Le tribunal de commerce d’Angoulême, dans un jugement du 4 février 2026, a prononcé une interdiction de gérer de dix ans à l’encontre d’un dirigeant défaillant. Un commerçant avait fait l’objet d’un redressement judiciaire le 26 septembre 2024, converti en liquidation judiciaire le 7 novembre suivant. Le ministère public a saisi le tribunal pour solliciter une sanction personnelle en raison de l’absence totale de coopération du dirigeant. Le défendeur, bien que régulièrement cité, n’a pas comparu à l’audience du 4 novembre 2025. La question de droit portait sur la caractérisation du défaut de coopération et le quantum de la sanction. Le tribunal a fait droit à la demande en prononçant une interdiction de gérer pour une durée de dix ans.
I. L’abstention volontaire de coopérer, fait générateur de la sanction.
Le tribunal retient que le dirigeant ne s’est jamais présenté aux rendez-vous fixés par le mandataire judiciaire. Il est précisé que le courrier adressé au dirigeant est revenu avec la mention « Défaut d’accès ou d’adressage ». Le jugement constate une « absence de coopération fautive avec les organes de la procédure » (Motifs, p.3). Cette absence de coopération est qualifiée de volontaire, car le dirigeant n’a pas pris contact suite à l’ouverture de la procédure. La valeur de cette motivation est de consacrer une interprétation large de l’obstacle au bon déroulement de la procédure. La portée de cette solution est d’assimiler un comportement passif et persistant à une abstention volontaire.
II. Le prononcé d’une interdiction de gérer, mesure proportionnée à la gravité des faits.

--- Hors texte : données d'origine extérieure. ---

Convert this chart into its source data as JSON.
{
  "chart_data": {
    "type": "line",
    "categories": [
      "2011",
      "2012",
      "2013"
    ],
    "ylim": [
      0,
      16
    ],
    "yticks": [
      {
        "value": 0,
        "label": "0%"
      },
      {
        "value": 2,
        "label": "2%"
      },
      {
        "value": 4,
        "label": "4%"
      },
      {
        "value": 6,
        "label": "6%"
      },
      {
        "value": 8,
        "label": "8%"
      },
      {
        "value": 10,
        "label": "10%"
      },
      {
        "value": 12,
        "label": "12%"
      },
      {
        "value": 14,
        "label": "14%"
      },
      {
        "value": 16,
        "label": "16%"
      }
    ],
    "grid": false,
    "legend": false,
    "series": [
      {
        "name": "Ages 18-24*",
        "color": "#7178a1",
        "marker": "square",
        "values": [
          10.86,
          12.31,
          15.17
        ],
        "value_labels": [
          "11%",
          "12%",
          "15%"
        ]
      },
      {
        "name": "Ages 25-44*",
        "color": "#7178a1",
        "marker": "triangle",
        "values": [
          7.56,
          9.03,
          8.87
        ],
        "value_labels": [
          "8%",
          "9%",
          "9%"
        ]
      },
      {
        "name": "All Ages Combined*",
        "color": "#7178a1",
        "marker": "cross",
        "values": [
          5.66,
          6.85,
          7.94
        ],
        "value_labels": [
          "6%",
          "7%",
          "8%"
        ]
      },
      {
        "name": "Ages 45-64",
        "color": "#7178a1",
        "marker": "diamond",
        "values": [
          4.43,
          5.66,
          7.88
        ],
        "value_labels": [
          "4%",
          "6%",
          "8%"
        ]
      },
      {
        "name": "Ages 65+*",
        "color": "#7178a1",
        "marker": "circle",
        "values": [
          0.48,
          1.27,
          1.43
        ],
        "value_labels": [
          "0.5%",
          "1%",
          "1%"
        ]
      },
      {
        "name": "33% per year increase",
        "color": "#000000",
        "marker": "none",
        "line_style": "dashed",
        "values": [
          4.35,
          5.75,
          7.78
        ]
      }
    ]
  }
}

Le tribunal applique l’article L.653-8 du code de commerce pour prononcer une interdiction de gérer de dix ans. Il estime que « la nature des fautes et graves négligences constatées justifient le prononcé d’une sanction personnelle » (Motifs, p.4). La durée de dix ans, maximale pour cette sanction, reflète la gravité de l’abandon total du dirigeant. La valeur de cette décision est de rappeler que la faillite personnelle n’est pas une peine automatique. La portée est de démontrer que le juge dispose d’un pouvoir souverain pour calibrer la sanction. Le tribunal privilégie ainsi une interdiction de gérer longue face à une carence totale du débiteur.